Urban Renewal, Sustainable Development, and ... Fluoride?
Preview Pt. One of a crowded Council agenda
By Wells Dunbar,
3:46PM, Mon. Dec. 12, 2011
City Council is closing out the year with a bang, with tons packed into their final meeting of 2011: water fluoridation, the Urban Renewal Board, the Austin Resource Recovery master plan, and more. Check out part one of our agenda preview below the fold.
Agenda highlights for December 15, 2011 (Part the First):
Item 3: Removing deteriorated pool water supply and drain lines at the Rosewood Neighborhood Pool and installing new ones, at a cost of $425K.
Item 9: Signing up to sponsor KLRU's storied Austin City Limits program through 2016, at a cost of $250,000 annually.
10: Procuring art for Austin's new central library from L.A. artist Christian Moeller, at a cost of $385K.
Item 11: The latest volley in the ongoing fluoride follies, this resolution approves recommendations from the Health and Human Services Department regarding fluoridation and calls for the City Manager to implement the recos. They are as follows:
- Continue to keep Austin water fluoridated because fluoridation of public drinking waters is good, population based public health practice according to the Centers for Disease Control and the City’s Health and Human Services Department.
- Post information about fluoride and infants on the City’s website and at the City’s Health and Human Services Department Neighborhood Centers and WIC Stations, in both English and Spanish.
- Mail information to Austin Water Utility customers highlighting fluoride and infant information from the City’s website.

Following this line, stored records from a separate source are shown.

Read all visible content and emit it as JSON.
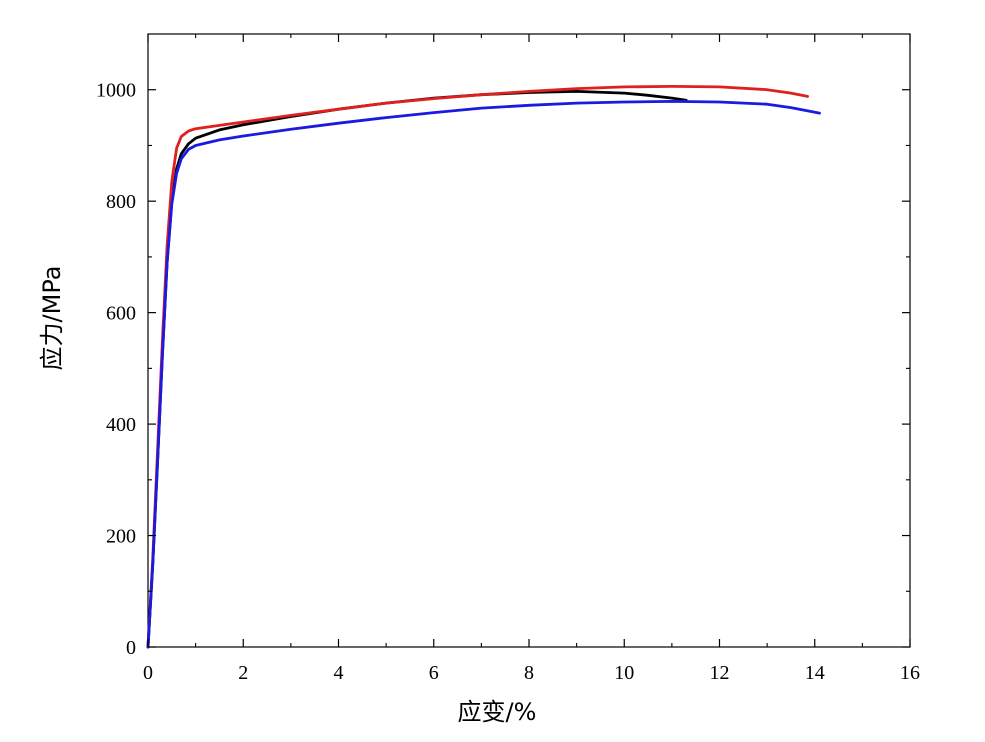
{
  "chart_data": {
    "type": "line",
    "title": "",
    "xlabel": "应变/%",
    "ylabel": "应力/MPa",
    "xlim": [
      0,
      16
    ],
    "ylim": [
      0,
      1100
    ],
    "x_ticks": [
      0,
      2,
      4,
      6,
      8,
      10,
      12,
      14,
      16
    ],
    "y_ticks": [
      0,
      200,
      400,
      600,
      800,
      1000
    ],
    "grid": false,
    "legend": "none",
    "series": [
      {
        "color": "#000000",
        "points": [
          [
            0,
            0
          ],
          [
            0.1,
            150
          ],
          [
            0.2,
            330
          ],
          [
            0.3,
            520
          ],
          [
            0.4,
            690
          ],
          [
            0.5,
            800
          ],
          [
            0.6,
            858
          ],
          [
            0.7,
            885
          ],
          [
            0.85,
            903
          ],
          [
            1.0,
            913
          ],
          [
            1.5,
            928
          ],
          [
            2,
            937
          ],
          [
            3,
            952
          ],
          [
            4,
            965
          ],
          [
            5,
            976
          ],
          [
            6,
            985
          ],
          [
            7,
            991
          ],
          [
            8,
            995
          ],
          [
            9,
            997
          ],
          [
            10,
            994
          ],
          [
            10.5,
            990
          ],
          [
            11,
            985
          ],
          [
            11.3,
            981
          ]
        ]
      },
      {
        "color": "#e02020",
        "points": [
          [
            0,
            0
          ],
          [
            0.1,
            160
          ],
          [
            0.2,
            350
          ],
          [
            0.3,
            545
          ],
          [
            0.4,
            720
          ],
          [
            0.5,
            835
          ],
          [
            0.6,
            895
          ],
          [
            0.7,
            916
          ],
          [
            0.85,
            926
          ],
          [
            1.0,
            930
          ],
          [
            1.5,
            936
          ],
          [
            2,
            942
          ],
          [
            3,
            954
          ],
          [
            4,
            965
          ],
          [
            5,
            976
          ],
          [
            6,
            984
          ],
          [
            7,
            991
          ],
          [
            8,
            997
          ],
          [
            9,
            1002
          ],
          [
            10,
            1005
          ],
          [
            11,
            1006
          ],
          [
            12,
            1005
          ],
          [
            13,
            1000
          ],
          [
            13.5,
            994
          ],
          [
            13.85,
            988
          ]
        ]
      },
      {
        "color": "#1a1ae0",
        "points": [
          [
            0,
            0
          ],
          [
            0.1,
            150
          ],
          [
            0.2,
            330
          ],
          [
            0.3,
            520
          ],
          [
            0.4,
            690
          ],
          [
            0.5,
            795
          ],
          [
            0.6,
            850
          ],
          [
            0.7,
            876
          ],
          [
            0.85,
            893
          ],
          [
            1.0,
            900
          ],
          [
            1.5,
            910
          ],
          [
            2,
            917
          ],
          [
            3,
            929
          ],
          [
            4,
            940
          ],
          [
            5,
            950
          ],
          [
            6,
            959
          ],
          [
            7,
            967
          ],
          [
            8,
            972
          ],
          [
            9,
            976
          ],
          [
            10,
            978
          ],
          [
            11,
            979
          ],
          [
            12,
            978
          ],
          [
            13,
            974
          ],
          [
            13.5,
            968
          ],
          [
            14.1,
            958
          ]
        ]
      }
    ]
  }
}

As local fluoridation opponents' recent calls for a warning label on water bills regarding fluoride were recently and resoundingly objected by council's Public Health and Human Services Committee, it's unlikely these steps go far enough to assuage their concerns. Expect to hear all about it on Thursday (if not during the next council election).
Item 12: This contract extends the interim agreement the city inked with the Urban Renewal Agency through the end of next fiscal year, with five year-long extension options afterward. Looks like the URA, its board, and its mission to improve East 11th and East 12th street aren't going anywhere anytime soon.

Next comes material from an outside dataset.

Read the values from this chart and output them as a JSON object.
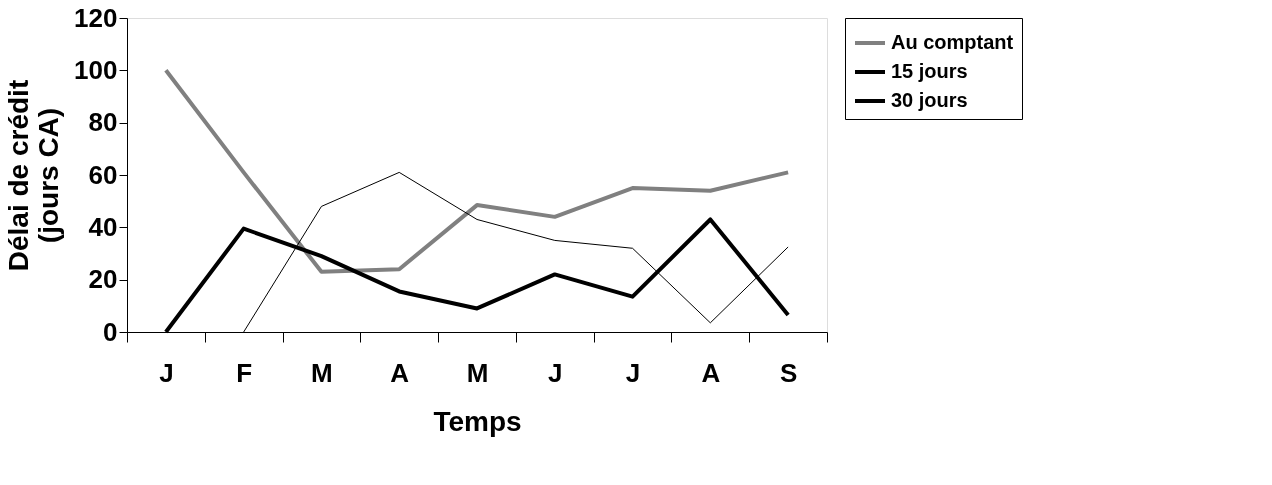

Item 14: Accepting $3 million in U.S. Department of Housing and Urban Development funds for the Colony Park Sustainable Community Pilot Project “to plan a model sustainable and livable mixed-use, mixed-income community.” According to backup, the Project is
a proposed Master Planned, 208-acre development that will incorporate best practice strategies for energy-efficient building design, water conservation and zero-waste technology and standards to create a model sustainable and livable mixed-use, mixed-income community in the Austin, Texas. The project will include completion of a Master Plan, resulting in Planned Unit Development (PUD) rezoning; engineering for subdivision and site planning for review and approval by the City of Austin; infrastructure construction plans and architectural design guidelines for new sustainable residential and commercial development. The initiative will be led by the City of Austin Neighborhood Housing and Community Development Office (NHCD), in partnership with the Austin Housing Finance Corporation (AHFC). The AHFC will serve as the master developer of the site And as builder for a portion of the housing. The AHFC will also partner with private sector builders for development of both single-family and multi-family housing.

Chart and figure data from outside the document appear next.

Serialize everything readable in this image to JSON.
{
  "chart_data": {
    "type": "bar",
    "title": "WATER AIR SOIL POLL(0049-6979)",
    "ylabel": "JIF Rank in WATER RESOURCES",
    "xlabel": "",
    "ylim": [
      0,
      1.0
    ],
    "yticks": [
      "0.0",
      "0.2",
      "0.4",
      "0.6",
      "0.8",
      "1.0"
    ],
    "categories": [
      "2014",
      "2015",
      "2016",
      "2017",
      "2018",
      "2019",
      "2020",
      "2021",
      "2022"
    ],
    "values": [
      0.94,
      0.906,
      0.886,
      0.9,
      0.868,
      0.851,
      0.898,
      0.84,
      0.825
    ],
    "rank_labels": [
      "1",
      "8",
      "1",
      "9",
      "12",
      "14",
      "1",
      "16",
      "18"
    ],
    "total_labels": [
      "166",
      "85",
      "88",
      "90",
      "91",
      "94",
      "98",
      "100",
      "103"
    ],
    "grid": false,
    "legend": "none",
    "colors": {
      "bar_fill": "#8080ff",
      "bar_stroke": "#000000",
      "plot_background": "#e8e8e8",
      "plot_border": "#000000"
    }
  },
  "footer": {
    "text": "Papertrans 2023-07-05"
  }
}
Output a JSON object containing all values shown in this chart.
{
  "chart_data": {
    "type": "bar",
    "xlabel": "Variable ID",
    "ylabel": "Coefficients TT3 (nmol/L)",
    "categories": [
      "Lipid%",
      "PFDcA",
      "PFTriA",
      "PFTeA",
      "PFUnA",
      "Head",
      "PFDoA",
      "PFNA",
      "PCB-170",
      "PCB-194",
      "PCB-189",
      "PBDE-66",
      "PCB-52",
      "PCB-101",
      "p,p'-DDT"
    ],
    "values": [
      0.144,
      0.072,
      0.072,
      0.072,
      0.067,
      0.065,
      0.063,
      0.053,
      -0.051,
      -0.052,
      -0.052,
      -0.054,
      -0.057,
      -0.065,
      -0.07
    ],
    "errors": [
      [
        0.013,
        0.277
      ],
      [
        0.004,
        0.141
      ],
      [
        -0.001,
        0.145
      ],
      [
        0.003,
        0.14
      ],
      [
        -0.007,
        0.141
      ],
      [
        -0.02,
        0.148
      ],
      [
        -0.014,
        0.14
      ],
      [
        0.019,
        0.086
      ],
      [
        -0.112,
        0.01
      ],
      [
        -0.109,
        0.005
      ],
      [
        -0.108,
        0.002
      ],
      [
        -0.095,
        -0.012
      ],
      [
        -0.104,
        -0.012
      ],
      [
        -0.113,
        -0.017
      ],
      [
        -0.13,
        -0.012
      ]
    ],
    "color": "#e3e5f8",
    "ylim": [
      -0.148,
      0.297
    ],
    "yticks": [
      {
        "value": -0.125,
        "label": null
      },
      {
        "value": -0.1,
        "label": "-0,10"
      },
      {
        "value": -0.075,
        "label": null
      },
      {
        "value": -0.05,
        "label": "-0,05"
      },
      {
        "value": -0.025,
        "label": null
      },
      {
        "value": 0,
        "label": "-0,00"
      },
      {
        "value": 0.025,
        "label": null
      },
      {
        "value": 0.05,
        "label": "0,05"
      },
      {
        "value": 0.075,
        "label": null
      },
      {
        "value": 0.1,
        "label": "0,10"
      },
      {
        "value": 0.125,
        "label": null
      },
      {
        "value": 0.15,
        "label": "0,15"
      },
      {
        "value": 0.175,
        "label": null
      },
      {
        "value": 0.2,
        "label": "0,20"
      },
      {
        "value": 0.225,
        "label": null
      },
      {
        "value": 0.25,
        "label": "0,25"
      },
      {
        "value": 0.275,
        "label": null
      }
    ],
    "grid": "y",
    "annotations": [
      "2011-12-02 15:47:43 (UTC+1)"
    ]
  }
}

Items 15, 17: Purchasing two tracts for future parkland, with funds coming from our 2006 bond election. Item 15 buys 68 acres near the intersection of Bolm and the US 183 frontage road at a cost of $1.7 million; Item 17 buys 3.5 acres at 2100 Parker Lane, near Oltorf and I-35 for $1.1 million.
Item 19: Third and final reading on the parks smoking ban. Council punted (or, should we say, putted) on passing the item on all three reads last week following uncertainty on how to address he question of smoking on golf courses.
Item 47: Adopting of the Austin Resource Recovery (aka the department formerly known as Solid Waste Services) Master Plan.